NetRise Taps Federal Integrators to Audit Software Supply Chain Security

The Austin-based firm is partnering with Asc3nd Technologies Group to deploy its software supply chain risk management platform. Instead of relying solely on vendor-provided attestations, the service utilizes independent binary analysis to inspect compiled artifacts across firmware, operating systems, and containers. This approach seeks to provide a granular inventory of what is actually running in production environments, rather than what is documented on paper.

This shift arrives as federal agencies face mounting pressure from recent directives, including CISA Binding Operational Directive 26-04, which mandates risk-based prioritization for remediation. NetRise’s platform incorporates 'Provenance' intelligence to map components to their original maintainers and geographic regions, helping agencies assess the potential blast radius of compromised dependencies. The move also targets requirements set by recent executive orders regarding artificial intelligence and post-quantum cryptography, where identifying specific embedded cryptographic algorithms is becoming a critical compliance hurdle.

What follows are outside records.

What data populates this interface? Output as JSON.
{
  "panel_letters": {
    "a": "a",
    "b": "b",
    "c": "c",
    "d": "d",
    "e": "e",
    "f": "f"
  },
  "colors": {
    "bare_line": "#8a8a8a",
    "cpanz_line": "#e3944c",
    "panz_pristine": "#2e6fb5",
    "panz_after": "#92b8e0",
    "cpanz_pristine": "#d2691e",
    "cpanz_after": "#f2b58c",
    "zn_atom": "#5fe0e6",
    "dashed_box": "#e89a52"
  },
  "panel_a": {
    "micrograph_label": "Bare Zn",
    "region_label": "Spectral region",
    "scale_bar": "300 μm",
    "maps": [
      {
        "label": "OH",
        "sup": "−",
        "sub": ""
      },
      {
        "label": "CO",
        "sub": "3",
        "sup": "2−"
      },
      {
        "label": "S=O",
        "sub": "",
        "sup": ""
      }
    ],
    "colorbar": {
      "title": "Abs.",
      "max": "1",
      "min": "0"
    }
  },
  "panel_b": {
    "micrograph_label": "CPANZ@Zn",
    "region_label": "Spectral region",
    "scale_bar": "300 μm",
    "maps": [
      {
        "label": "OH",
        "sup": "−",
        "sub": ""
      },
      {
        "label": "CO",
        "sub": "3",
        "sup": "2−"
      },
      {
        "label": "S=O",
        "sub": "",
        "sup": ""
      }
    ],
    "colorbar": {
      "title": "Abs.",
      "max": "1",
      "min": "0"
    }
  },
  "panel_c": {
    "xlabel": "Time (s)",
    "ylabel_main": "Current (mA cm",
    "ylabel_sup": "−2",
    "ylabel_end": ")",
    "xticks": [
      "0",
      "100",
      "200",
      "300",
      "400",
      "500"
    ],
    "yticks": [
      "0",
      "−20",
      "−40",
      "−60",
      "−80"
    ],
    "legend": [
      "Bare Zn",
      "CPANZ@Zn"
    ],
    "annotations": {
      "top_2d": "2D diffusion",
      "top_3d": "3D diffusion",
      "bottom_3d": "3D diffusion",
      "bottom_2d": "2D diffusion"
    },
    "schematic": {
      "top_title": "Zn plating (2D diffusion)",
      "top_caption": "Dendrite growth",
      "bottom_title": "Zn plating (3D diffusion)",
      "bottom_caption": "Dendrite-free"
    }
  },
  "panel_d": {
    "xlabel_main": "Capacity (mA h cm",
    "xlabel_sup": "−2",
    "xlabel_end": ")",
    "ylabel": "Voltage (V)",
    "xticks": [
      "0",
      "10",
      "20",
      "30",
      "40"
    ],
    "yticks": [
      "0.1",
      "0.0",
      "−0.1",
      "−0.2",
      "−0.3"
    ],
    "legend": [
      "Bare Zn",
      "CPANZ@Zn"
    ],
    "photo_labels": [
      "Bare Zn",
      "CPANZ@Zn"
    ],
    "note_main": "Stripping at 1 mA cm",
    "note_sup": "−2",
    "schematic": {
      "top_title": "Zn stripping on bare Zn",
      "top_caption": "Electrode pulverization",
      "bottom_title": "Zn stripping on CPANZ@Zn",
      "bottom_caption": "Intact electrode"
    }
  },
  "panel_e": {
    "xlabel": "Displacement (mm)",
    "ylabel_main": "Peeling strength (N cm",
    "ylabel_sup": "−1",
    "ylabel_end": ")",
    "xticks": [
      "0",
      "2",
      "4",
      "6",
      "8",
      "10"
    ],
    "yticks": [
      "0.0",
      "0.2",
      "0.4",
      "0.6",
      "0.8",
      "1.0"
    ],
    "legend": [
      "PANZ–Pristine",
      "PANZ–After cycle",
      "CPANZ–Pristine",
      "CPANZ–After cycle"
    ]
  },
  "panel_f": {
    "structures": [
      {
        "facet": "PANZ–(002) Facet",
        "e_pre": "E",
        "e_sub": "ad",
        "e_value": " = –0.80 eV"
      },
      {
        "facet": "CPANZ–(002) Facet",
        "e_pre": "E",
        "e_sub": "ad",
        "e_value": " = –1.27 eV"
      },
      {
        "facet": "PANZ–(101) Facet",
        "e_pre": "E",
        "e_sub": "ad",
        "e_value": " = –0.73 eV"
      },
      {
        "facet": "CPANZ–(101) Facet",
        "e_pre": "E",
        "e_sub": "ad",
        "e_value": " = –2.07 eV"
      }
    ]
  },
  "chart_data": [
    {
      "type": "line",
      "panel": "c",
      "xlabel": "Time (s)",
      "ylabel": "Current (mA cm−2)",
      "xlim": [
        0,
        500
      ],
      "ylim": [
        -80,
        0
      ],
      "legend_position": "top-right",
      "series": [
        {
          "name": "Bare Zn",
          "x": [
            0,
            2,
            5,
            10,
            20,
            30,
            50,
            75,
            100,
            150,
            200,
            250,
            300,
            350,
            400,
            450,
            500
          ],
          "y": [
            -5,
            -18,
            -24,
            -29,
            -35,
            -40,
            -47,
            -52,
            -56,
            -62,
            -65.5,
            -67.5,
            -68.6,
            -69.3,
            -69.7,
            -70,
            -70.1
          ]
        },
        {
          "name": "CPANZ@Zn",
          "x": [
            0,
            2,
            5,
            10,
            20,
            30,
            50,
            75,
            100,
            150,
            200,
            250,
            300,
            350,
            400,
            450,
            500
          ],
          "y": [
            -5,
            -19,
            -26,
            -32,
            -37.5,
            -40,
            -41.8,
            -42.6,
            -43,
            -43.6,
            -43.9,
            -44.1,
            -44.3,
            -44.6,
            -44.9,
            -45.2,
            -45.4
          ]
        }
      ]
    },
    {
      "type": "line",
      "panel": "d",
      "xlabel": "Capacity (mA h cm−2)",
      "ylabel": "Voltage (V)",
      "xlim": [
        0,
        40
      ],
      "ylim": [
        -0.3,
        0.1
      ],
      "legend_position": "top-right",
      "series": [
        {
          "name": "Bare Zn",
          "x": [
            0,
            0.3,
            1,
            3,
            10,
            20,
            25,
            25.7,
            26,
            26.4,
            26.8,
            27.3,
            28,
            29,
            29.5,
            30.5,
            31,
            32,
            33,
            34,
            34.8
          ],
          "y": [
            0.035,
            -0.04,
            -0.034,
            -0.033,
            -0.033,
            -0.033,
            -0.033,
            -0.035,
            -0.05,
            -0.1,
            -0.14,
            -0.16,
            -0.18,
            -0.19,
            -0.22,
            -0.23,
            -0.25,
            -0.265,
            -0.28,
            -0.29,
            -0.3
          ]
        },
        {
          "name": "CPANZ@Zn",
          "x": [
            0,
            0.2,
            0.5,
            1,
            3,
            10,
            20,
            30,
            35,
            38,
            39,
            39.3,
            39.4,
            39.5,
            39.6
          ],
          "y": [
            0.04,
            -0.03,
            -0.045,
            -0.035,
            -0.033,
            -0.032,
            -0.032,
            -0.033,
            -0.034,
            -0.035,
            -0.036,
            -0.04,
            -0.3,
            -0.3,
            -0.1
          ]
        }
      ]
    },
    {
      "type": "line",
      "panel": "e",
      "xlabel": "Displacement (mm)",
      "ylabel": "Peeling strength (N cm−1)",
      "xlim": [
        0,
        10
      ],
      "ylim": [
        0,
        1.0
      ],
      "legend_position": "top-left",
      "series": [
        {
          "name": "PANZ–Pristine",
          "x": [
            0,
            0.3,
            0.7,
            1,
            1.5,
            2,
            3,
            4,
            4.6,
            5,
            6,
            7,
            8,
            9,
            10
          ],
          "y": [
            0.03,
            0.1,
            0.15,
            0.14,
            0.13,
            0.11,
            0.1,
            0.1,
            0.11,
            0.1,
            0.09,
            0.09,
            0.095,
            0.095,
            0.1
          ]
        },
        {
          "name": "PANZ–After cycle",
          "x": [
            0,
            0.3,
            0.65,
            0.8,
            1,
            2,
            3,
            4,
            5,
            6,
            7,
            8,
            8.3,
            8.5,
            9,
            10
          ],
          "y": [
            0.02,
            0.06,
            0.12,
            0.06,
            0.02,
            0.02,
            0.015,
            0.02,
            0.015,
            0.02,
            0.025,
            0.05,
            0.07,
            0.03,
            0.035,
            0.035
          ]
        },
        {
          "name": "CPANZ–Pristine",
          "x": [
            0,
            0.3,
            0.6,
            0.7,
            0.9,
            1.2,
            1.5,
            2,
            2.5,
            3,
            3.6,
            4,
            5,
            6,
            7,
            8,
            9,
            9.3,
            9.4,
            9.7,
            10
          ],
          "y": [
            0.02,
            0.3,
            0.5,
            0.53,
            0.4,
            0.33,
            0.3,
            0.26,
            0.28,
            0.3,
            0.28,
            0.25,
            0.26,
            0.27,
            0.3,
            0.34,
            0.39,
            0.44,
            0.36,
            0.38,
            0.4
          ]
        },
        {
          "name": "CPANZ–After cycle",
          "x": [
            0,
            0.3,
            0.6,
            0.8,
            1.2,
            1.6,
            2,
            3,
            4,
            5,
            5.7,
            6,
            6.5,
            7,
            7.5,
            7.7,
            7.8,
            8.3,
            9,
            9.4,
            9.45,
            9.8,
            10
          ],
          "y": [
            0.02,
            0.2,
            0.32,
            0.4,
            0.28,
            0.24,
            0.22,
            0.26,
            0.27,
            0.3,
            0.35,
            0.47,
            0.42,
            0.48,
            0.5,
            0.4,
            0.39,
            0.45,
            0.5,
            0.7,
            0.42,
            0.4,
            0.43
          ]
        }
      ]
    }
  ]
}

Thomas Pace, CEO of NetRise, argues that relying on questionnaires or isolated tools is no longer sufficient against modern threat actors. By integrating binary-derived evidence, the company aims to help agencies transition from simple compliance reporting to active, scalable risk management. The partnership with Asc3nd Technologies Group is designed to fold these capabilities into existing federal workflows, including continuous monitoring and incident response, ensuring that security teams can identify vulnerabilities that traditional source-based tools often miss.